In our Throwback Thursday series, we take a look at what the key figures in media were thinking in the past, based on the Journalism.co.uk archive, and how those issues can be related to the current challenges and opportunities that dominate the conversation about the digital media landscape.

Read the rest of the series here, including a special on quotes from the first two newsrewired digital journalism events organised by Journalism.co.uk in 2010.

Today, we're taking a look back at the media news of September 2007, featuring hopes for blogging as a successful model in the media business, and user-generated content becoming an important part of the newsgathering process.

'UK offline media is one of the most competitive and creative in the world. You have to ask why that hasn't followed online'

Messy Media, led by journalists Andrew Levy and Lloyd Shepherd, launched in September 2007 to explore blogging as a media model that could captivate online audiences. The same month also saw the launch of their first blog, Westmonster, focused on politics.

Messy Media’s blogs approached general interest topics (in contrast to the niche characteristics of most blogs) in a tongue-in-cheek writing style.

Shepherd told Journalism.co.uk: "The UK offline media is one of the most competitive and creative in the world. You have to ask yourself why that hasn't necessarily followed online.

"We're only just now starting to see the opportunity to build new creative stuff within new types of technology that are available.

"In Britain we've always been a few years behind the US – I've never been entirely sure why we are, maybe it's a cultural thing – but I definitely think it's a time to do new stuff. The online media sector in the UK is going to get more competitive and more innovative."

Westmonster was followed by lifestyle blog Glitterditch, but the expansion of MessyMedia was short-lived. The blogs stopped publishing a year later as they could not attract enough readers to make their work pay.

"While we were able to find some very dedicated and talented writers, the effective advertising CPM we'd have needed to pay them a reasonable wage only existed at an audience size orders of magnitude larger than we were able to achieve," Shepherd and Levy said in July 2008.

Levy is currently senior director of product management at Beachbody, and Shepherd is a digital product manager and novelist, according to their LinkedIn profiles.

A website called Westmonster exists today, operated by Westmonster Ltd, a company incorporated at the beginning of 2017 and registered in London.

Mobile journalism at Fairfax

In 2007, Australian media company Fairfax equipped its breaking news teams at three titles with tools that enabled them to file stories directly from the field, using their mobile phones in combination with other technologies.
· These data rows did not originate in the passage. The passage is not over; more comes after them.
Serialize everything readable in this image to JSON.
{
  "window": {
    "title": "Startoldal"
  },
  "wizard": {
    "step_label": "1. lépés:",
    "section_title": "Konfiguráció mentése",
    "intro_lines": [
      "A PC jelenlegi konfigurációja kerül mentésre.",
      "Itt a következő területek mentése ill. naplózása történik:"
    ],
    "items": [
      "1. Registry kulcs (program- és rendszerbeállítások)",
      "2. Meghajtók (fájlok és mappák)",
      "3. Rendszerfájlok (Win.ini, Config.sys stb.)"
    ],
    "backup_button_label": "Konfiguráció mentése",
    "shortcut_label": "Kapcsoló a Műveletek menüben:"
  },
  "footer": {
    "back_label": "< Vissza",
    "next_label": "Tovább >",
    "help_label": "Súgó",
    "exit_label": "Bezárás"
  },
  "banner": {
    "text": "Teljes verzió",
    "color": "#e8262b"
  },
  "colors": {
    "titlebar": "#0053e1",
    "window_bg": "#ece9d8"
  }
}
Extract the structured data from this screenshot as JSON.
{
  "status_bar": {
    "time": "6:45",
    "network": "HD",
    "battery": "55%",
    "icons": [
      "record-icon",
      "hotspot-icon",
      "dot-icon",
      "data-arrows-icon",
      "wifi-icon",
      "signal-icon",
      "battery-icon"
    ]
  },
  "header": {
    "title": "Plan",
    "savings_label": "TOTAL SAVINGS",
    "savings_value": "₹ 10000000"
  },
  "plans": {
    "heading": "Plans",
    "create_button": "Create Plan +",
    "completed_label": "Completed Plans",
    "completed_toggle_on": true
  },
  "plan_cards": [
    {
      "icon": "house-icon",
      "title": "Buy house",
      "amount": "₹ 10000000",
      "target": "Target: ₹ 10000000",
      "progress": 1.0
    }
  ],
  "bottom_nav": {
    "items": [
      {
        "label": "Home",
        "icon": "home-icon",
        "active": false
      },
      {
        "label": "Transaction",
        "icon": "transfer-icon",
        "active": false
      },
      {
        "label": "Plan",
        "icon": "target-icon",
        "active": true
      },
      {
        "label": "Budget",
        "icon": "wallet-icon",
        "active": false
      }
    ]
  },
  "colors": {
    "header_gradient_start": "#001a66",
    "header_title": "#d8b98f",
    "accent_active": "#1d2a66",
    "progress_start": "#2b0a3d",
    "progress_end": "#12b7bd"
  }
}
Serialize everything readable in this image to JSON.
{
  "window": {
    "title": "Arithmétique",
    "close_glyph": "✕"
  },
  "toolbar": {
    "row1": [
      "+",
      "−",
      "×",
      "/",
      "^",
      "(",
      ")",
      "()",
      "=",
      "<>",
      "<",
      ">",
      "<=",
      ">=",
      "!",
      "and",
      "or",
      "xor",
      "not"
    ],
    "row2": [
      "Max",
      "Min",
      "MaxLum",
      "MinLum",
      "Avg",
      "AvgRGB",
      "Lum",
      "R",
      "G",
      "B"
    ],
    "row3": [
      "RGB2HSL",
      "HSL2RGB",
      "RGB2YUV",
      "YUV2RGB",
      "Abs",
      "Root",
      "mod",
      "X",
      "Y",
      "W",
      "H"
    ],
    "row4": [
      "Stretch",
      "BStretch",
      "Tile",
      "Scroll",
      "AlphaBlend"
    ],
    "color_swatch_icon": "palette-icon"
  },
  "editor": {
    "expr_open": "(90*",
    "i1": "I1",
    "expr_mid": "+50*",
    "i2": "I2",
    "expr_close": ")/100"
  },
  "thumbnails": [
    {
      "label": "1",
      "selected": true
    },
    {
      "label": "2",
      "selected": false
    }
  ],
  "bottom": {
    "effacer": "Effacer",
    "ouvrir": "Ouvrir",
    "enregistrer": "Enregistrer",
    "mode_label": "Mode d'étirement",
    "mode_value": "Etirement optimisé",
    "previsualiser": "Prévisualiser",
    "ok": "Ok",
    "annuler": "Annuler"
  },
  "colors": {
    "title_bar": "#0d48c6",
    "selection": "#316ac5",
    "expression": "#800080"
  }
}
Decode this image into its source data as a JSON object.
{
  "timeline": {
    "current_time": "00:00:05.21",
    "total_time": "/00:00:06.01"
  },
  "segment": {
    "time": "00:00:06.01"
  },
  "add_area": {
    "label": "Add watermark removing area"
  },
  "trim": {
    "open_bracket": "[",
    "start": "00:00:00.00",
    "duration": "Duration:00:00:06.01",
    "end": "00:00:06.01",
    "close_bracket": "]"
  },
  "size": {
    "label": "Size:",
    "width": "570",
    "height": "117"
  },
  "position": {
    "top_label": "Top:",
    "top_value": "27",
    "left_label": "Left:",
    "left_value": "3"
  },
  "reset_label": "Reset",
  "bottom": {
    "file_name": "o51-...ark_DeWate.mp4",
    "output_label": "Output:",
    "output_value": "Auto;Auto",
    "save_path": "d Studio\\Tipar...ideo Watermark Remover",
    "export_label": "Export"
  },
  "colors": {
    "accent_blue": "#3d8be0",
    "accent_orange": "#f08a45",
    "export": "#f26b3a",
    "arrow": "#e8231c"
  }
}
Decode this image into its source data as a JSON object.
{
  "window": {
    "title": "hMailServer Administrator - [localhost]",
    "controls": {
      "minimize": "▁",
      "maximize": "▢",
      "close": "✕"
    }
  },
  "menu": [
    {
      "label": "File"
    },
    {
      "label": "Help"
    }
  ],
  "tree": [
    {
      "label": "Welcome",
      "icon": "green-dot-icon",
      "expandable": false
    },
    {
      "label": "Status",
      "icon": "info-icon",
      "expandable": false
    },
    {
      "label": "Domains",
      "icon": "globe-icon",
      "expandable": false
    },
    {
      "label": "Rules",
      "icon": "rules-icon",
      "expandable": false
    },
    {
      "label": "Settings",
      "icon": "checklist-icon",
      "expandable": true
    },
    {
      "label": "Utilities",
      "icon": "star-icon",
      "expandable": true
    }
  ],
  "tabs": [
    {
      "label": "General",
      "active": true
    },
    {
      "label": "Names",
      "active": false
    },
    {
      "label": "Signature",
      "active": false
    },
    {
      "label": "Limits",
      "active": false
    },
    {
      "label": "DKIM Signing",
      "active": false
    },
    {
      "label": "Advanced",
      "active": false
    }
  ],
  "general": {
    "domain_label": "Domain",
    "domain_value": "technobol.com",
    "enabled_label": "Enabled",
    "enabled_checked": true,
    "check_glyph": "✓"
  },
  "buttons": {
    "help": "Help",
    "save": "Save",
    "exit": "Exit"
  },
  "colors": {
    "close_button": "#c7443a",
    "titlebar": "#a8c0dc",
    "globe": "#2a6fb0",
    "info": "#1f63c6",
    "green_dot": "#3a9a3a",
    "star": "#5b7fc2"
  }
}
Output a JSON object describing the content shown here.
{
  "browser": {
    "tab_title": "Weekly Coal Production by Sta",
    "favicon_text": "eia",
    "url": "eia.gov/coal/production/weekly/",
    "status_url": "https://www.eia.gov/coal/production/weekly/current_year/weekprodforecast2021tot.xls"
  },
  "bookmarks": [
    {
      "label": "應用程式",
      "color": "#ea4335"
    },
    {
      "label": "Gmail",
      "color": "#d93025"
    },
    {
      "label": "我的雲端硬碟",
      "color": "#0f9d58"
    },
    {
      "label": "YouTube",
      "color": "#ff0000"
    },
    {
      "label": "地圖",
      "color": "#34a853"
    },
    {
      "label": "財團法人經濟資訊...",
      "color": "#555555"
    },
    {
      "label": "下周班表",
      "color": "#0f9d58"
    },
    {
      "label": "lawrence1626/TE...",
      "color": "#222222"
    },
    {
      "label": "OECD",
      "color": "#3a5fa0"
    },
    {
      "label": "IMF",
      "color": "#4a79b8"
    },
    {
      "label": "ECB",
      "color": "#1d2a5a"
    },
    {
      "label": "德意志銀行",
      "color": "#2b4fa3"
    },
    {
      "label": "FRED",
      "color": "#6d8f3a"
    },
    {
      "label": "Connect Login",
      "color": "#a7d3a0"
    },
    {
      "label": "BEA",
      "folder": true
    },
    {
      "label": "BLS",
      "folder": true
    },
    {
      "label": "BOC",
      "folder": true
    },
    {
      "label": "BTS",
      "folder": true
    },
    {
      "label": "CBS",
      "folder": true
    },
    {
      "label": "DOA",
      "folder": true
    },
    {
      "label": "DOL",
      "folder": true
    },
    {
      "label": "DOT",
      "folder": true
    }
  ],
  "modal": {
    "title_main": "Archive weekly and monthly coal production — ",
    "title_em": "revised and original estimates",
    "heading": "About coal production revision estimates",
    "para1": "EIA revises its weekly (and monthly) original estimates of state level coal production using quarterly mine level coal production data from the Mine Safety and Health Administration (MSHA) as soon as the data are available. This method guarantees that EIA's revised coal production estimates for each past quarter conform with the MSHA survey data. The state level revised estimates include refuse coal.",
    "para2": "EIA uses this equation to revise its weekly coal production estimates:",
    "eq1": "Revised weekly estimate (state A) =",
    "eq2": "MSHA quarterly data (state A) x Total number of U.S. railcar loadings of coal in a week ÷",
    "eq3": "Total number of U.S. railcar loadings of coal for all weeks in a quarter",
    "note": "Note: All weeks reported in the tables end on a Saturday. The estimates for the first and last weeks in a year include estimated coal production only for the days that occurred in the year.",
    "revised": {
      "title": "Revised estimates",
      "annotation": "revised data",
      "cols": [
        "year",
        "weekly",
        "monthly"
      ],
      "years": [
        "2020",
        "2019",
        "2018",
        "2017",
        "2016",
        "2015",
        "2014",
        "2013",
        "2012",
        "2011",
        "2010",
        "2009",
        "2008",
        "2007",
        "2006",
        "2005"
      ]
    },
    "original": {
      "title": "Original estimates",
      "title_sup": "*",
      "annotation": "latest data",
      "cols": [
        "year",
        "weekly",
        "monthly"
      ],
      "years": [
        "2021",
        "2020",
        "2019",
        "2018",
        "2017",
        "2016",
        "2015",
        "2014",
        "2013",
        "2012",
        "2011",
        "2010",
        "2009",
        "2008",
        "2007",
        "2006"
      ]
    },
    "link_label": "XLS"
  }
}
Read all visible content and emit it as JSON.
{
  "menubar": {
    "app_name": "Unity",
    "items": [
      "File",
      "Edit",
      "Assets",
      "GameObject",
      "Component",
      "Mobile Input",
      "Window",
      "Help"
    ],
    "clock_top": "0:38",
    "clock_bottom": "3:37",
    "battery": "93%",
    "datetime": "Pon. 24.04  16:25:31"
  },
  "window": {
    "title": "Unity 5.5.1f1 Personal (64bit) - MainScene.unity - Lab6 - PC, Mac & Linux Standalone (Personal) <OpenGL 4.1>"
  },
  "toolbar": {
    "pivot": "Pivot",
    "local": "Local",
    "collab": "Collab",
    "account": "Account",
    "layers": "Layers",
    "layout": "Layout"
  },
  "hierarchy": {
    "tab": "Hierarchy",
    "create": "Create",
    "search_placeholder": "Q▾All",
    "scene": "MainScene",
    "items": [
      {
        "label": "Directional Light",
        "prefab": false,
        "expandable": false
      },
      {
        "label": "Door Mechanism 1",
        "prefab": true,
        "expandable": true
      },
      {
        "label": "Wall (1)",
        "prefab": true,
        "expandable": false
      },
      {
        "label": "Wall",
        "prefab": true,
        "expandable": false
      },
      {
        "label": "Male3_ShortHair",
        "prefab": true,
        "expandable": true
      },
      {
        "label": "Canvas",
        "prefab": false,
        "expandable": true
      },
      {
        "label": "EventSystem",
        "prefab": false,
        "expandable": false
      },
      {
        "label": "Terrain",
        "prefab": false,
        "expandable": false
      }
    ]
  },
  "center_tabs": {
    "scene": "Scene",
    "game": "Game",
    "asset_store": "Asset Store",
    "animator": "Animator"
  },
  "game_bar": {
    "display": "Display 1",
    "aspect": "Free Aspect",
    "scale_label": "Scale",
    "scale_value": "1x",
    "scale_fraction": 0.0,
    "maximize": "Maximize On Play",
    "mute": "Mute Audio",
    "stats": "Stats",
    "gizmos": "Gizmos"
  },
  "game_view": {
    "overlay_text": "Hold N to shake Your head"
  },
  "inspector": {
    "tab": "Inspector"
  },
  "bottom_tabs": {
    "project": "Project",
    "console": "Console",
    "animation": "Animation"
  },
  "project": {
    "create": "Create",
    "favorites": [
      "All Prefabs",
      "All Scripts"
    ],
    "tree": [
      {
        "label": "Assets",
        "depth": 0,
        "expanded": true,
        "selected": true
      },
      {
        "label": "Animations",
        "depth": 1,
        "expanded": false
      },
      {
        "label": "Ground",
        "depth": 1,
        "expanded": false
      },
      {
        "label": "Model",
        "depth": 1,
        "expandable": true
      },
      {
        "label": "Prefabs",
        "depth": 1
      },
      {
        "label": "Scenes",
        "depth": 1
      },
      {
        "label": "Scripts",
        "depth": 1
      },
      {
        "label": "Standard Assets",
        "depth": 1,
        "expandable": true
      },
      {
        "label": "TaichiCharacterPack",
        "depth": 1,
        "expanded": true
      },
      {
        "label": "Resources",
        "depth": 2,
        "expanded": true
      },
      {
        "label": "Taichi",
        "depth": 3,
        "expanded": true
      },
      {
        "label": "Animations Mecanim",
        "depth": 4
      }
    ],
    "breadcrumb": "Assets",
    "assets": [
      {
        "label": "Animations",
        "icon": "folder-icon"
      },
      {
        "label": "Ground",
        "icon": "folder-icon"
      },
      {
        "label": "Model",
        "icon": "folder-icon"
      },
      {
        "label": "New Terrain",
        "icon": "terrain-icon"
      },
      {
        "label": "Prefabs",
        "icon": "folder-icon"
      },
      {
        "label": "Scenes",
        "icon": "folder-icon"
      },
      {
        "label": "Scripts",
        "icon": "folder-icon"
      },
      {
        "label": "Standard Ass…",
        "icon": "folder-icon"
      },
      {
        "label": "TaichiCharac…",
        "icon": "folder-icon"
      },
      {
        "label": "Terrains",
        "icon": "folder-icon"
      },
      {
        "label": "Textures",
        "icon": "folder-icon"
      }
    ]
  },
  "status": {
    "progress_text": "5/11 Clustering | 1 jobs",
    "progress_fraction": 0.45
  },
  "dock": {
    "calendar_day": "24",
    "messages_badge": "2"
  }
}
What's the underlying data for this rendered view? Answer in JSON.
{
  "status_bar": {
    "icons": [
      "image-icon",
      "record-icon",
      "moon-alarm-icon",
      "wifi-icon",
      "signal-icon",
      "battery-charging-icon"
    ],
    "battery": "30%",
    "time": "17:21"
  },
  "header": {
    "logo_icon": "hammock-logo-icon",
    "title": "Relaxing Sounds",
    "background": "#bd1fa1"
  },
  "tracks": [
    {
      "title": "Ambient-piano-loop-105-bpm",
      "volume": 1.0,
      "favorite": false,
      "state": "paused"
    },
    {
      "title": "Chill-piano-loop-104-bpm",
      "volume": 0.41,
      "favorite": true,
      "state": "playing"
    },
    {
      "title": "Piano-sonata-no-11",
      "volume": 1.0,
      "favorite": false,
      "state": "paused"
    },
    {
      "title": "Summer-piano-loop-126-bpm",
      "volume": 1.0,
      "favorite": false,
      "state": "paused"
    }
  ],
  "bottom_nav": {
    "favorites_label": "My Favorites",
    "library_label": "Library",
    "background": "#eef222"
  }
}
While different from the mobile reporting training of today, where journalists at media organisations are taught how to film, edit and file stories from their smartphones, Fairfax’s initiative in 2007 is a good example of using technology to help journalists cover stories more efficiently.

Naturally, it also brought up the issue of asking too much of too few newspaper journalists. Kitted with the new tool, were they now expected to also take pictures and record audio on every story?

"It's a cascading hierarchy of needs," explained Mike van Niekerk, Fairfax's then editor-in-chief of online. "The first obligation of a print reporter is to ensure they have all they need to produce a story for the newspaper. If they are then also able to file a story to the website and if they can also take images, audio and video then that's an important bonus. But they aren't expected to capture and file multimedia on every job. Only where it is relevant and there is something worth capturing."

BBC News UGC hub goes 24/7

User-generated content makes up a significant part of the images and videos we see online or on television today. The growth of media teams working with eyewitness media online and using social media users as sources in breaking news situations has brought up discussions about the ethics of the practice, the risks and the rewards.

But the term user-generated content is over a decade old, and although the platforms and tools used to share and source it have changed, some of the basic benefits of incorporating it into news stories remain grounded. In 2007, the BBC’s user-generated content hub became a 24/7 operation.

"Interactivity, the feedback we get from the audience, is across everything we do now at BBC News," Vicky Taylor, then editor of interactivity at BBC News, told Journalism.co.uk.

"Whatever the story is, wherever in the world it is, people want to be involved in some way by commenting or helping us tell the story; if they are directly involved, as an eyewitness, if it may have some resonance for them or they have experience of it, and all this feeds back into what we do.”

Rift between stories shared on user-generated news sites and those dominating the media

In September 2007 we heard the results of a study from the Project for Excellence in Journalism (PEJ), which compared the stories discussed on Digg, Del.icio.us, and Reddit to the stories that dominated headlines in mainstream media during the month of June that year.

It found that the top ten stories from the large media outlets monitored for the study only made up 5 per cent of stories shared on the site.

"Some of the sources being drawn on were unique and very day-to-day," Amy Mitchell, then deputy director of the PEJ, told Journalism.co.uk.

"The news and the events that they [users] were interested in were very transitory. The only story that had traction was the Apple iPhone, but in the rest of the stories there was no consistency or news event that the users of these sites were digging into. A story about one thing at 9:05am becomes at story about something different by 9:15am."

The research also found that technology and science, the most popular topic on the user-focused sites the study looked at, was not one of the top five topics covered by the media outlets analysed.